In the first case, Z3 got "stuck" computing with real algebraic numbers. If we execute your script with
valgrind --tool=callgrind python nl.py
Interrupt after several minutes, and run
kcachegrind
We will see that Z3 is stuck inside algebraic_numbers::isolate_roots
.
The current real algebraic number package used by the nlsat
solver is very inefficient.
We have a new package for computing with algebraic numbers, but it is not integrated with nlsat
yet.
One trick to avoid algebraic number computations is to use only strict inequalities. The equality volume == ...
is harmless since it is eliminated during pre-processing time.

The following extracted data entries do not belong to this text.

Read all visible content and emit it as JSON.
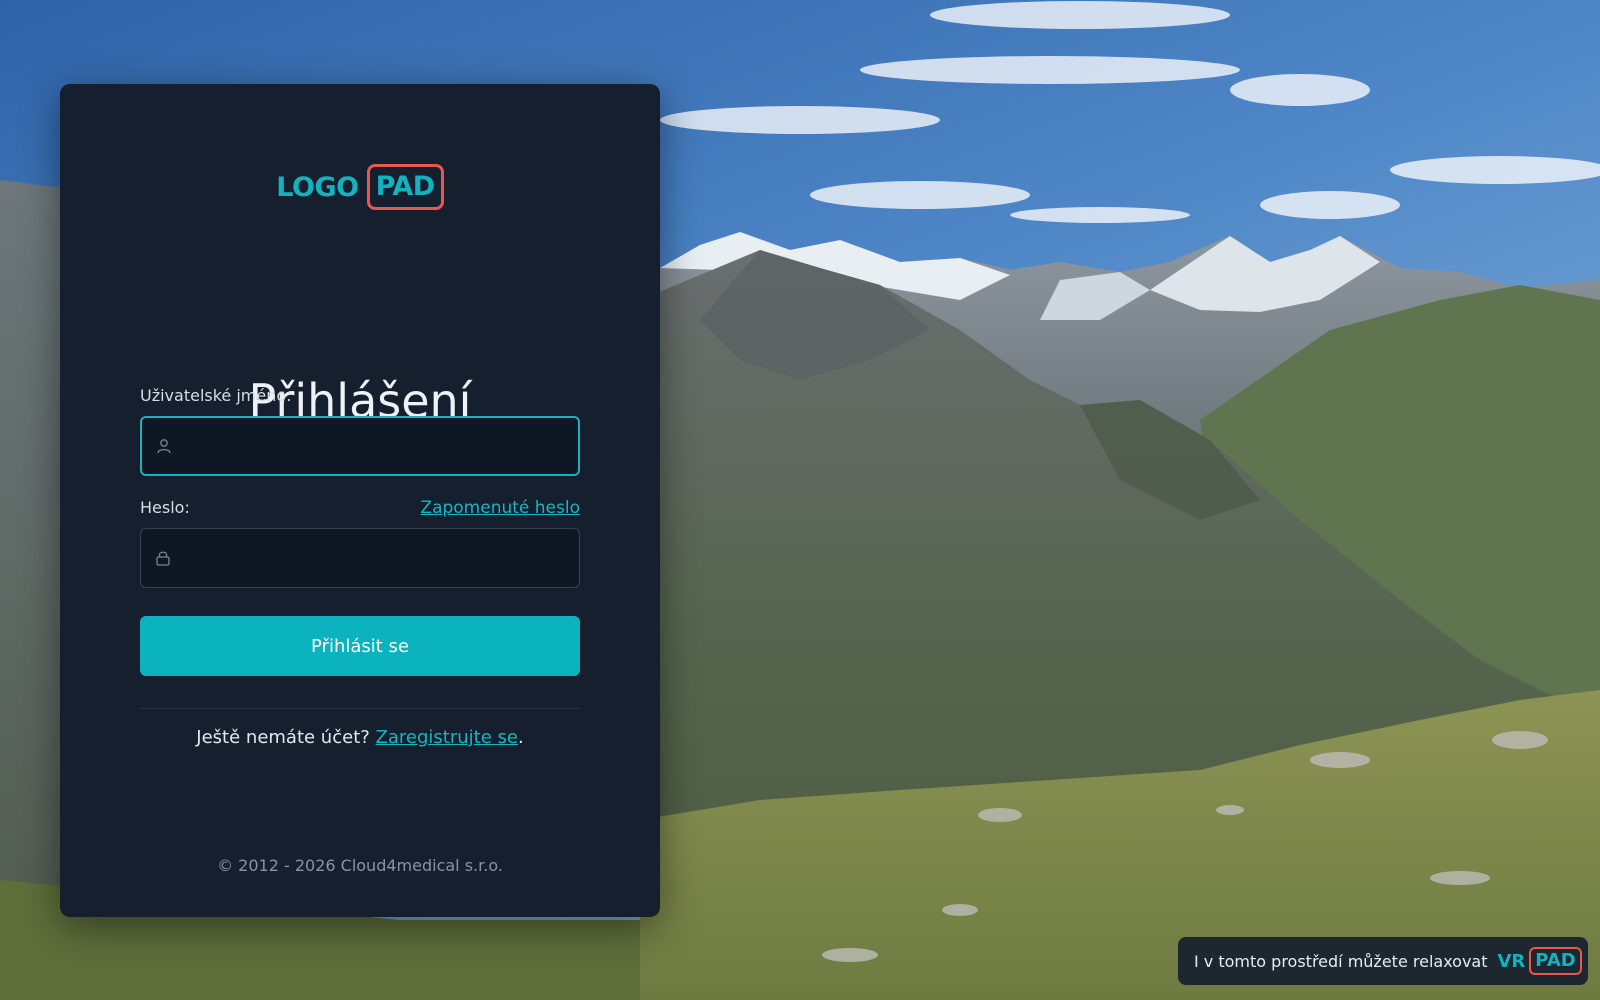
{
  "logo": {
    "left_text": "LOGO",
    "right_text": "PAD"
  },
  "login": {
    "title": "Přihlášení",
    "username_label": "Uživatelské jméno:",
    "username_value": "",
    "password_label": "Heslo:",
    "password_value": "",
    "forgot_password_link": "Zapomenuté heslo",
    "submit_label": "Přihlásit se",
    "register_prompt": "Ještě nemáte účet?",
    "register_link": "Zaregistrujte se",
    "register_suffix": "."
  },
  "footer": {
    "copyright": "© 2012 - 2026 Cloud4medical s.r.o."
  },
  "vr_badge": {
    "text": "I v tomto prostředí můžete relaxovat",
    "logo_left": "VR",
    "logo_right": "PAD"
  },
  "icons": {
    "username": "user-icon",
    "password": "lock-icon"
  },
  "colors": {
    "accent": "#0bb3be",
    "logo_frame": "#e9574f",
    "card_background": "#161f2e",
    "input_background": "#0f1624"
  }
}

If we replace the first constraint with -a0min * (1.0 - a1max) + a2max * a3max < -95000.0
, then Z3 also terminates quickly (also available online here).
a0min = Real('a0min')
a0max = Real('a0max')
a1min = Real('a1min')
a1max = Real('a1max')
a2min = Real('a2min')
a2max = Real('a2max')
a3min = Real('a3min')
a3max = Real('a3max')
volume = Real('volume')
s = Tactic('qfnra-nlsat').solver()
s.add(-a0min * (1.0 - a1max) + a2max * a3max < -95000.0,
a0min > 0.0,
a0min < a0max,
a0max < 1000000.0,
a1min > 0.0,
a1min < a1max,
a1max < 1.0,
a2min > 1.0,
a2min < a2max,
a2max < 1000.0,
a3min > 1.0,
a3min < a3max,
a3max < 50.0,
(a0max - a0min) * (a1max - a1min) * (a2max - a2min) * (a3max - a3min) > 50000.0,
volume == (a0max - a0min) * (a1max - a1min) * (a2max - a2min) * (a3max - a3min))
print s.check()
print s.model()
BTW, when you replace everything with <=
, nlsat
still has to use real algebraic computations, but the change influences the nlsat
search-tree, and it manages to find the solution before it gets stuck in a real algebraic number computation.
Here are the three places where nlsat gets "stuck" in the examples we tried/examined
Real algebraic number computations (like your example). This will be fixed when we replace the current package with the new one.
Polynomial factorization. The current algorithm implemented in Z3 is very inefficient. This can also be fixed.
Subresultant computations. This one is tricky since as far as I know Z3 uses a very efficient implementation. The performance is similar to the implementation in state-of-the-art systems like Mathematica. This operation is used when Z3 is backtracking the search. The nice property is that we can prove that Z3 will always terminate using this approach. One alternative is to consider approximate methods that do not guarantee termination but are cheaper. Unfortunately, this is not a minor change like the previous two.